Radu avoided Jesus’s gaze yet again and found himself staring at an equally mournful mosaic of Mary. Her head was tilted down and to one side, a miniature Christ child solemn and staring on her lap. Will you protect your city? Radu silently asked her. He knew there was one God. But in this city of mysticism steeped in so much religious fervor, he could not escape the fear that the other god, the god of his childhood, lurked in the mist and the rain and the tremors of the earth. Radu was trapped behind these walls, separated from who he had become. With his tongue he cursed Muslim infidels and with his heart he prayed for constant forgiveness.

Surely the true God, the God of his heart, knew what Radu was doing here. Even if Radu himself did not.

When the liturgy finally ended, Radu wanted nothing more than to go back to Cyprian’s house and sleep for a day. But Cyprian grabbed his arm and pulled him toward a group that was milling about near Constantine.

“I wanted to introduce you to—ah, here they are!” Cyprian clasped hands warmly with two boys who shared the round-eyed, mournful faces of the mosaics around them. Radu half expected them to tilt their heads and lift their hands in various saintlike poses. Instead, they smiled shyly.

“This is John, and his brother, Manuel. My cousins. Their father was John, the emperor before Constantine.”

The older boy looked to be around eight, the younger five. They wore purple robes and gold circlets. The clasps of the chains securing their robes glittered like jewels, but as Radu looked closer, he saw they were made of glass.

Radu bowed. “I am Radu.”

The younger boy, Manuel, perked up, his round eyes growing even rounder. “From the sultan’s palace?”

“Who told you about me?” Radu asked, with a puzzled smile.
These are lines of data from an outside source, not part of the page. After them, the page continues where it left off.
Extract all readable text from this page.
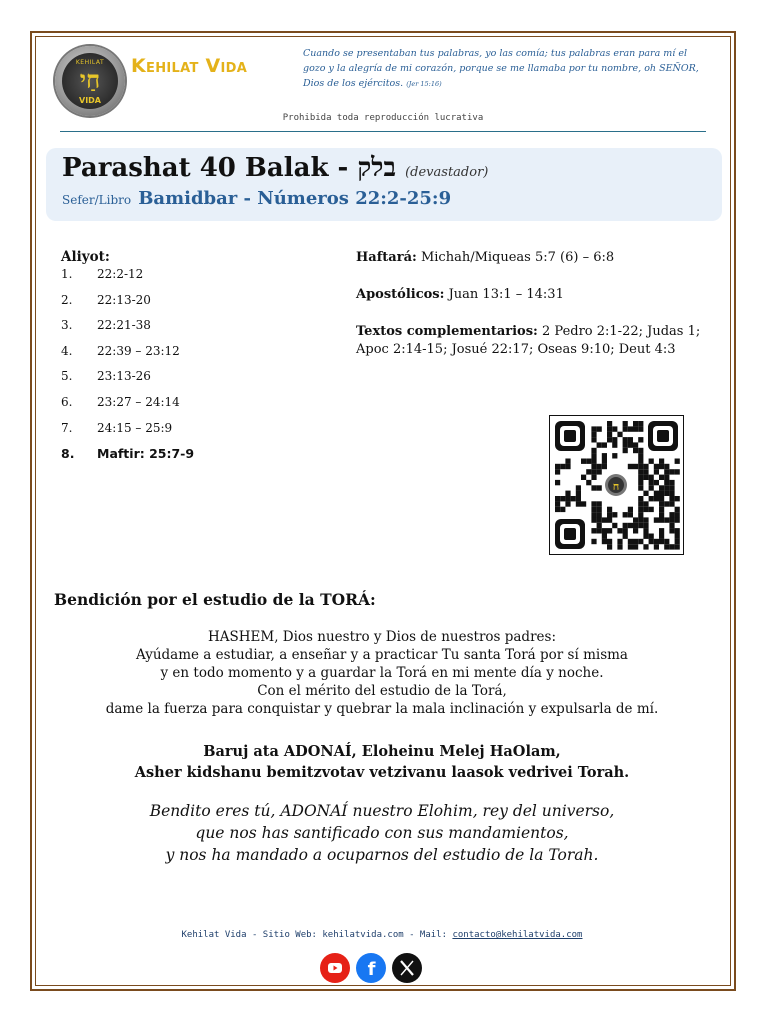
KEHILAT
חַי
VIDA
Kehilat Vida
Cuando se presentaban tus palabras, yo las comía; tus palabras eran para mí el gozo y la alegría de mi corazón, porque se me llamaba por tu nombre, oh SEÑOR, Dios de los ejércitos. (Jer 15:16)
Prohibida toda reproducción lucrativa
Parashat 40 Balak - בלק (devastador)
Sefer/Libro Bamidbar - Números 22:2-25:9
Aliyot:
1.	22:2-12
2.	22:13-20
3.	22:21-38
4.	22:39 – 23:12
5.	23:13-26
6.	23:27 – 24:14
7.	24:15 – 25:9
8.	Maftir: 25:7-9
Haftará: Michah/Miqueas 5:7 (6) – 6:8
Apostólicos: Juan 13:1 – 14:31
Textos complementarios: 2 Pedro 2:1-22; Judas 1; Apoc 2:14-15; Josué 22:17; Oseas 9:10; Deut 4:3
ח
Bendición por el estudio de la TORÁ:
HASHEM, Dios nuestro y Dios de nuestros padres:
Ayúdame a estudiar, a enseñar y a practicar Tu santa Torá por sí misma
y en todo momento y a guardar la Torá en mi mente día y noche.
Con el mérito del estudio de la Torá,
dame la fuerza para conquistar y quebrar la mala inclinación y expulsarla de mí.
Baruj ata ADONAÍ, Eloheinu Melej HaOlam,
Asher kidshanu bemitzvotav vetzivanu laasok vedrivei Torah.
Bendito eres tú, ADONAÍ nuestro Elohim, rey del universo,
que nos has santificado con sus mandamientos,
y nos ha mandado a ocuparnos del estudio de la Torah.
Kehilat Vida - Sitio Web: kehilatvida.com - Mail: contacto@kehilatvida.com
f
“Cyprian has told us all about you!”

Cyprian cleared his throat. “Not all about you. Just … that you saved me.”

Manuel nodded. “Is it true what they say about the sultan?”

Radu smiled to hide the pit that had opened up in his stomach. Had even this small boy heard that Radu was the sultan’s shameful plaything? Why would Cyprian have told him that? “They say many things. I am afraid you will have to be more specific.”

“That the sultan kills a man before every meal and sprinkles his food with the blood to protect himself against death.”

Radu was so relieved he had to choke back a laugh. He covered it by pretending to cough. “No, unless things have changed dramatically since I left. He prefers his food without blood, like most men.”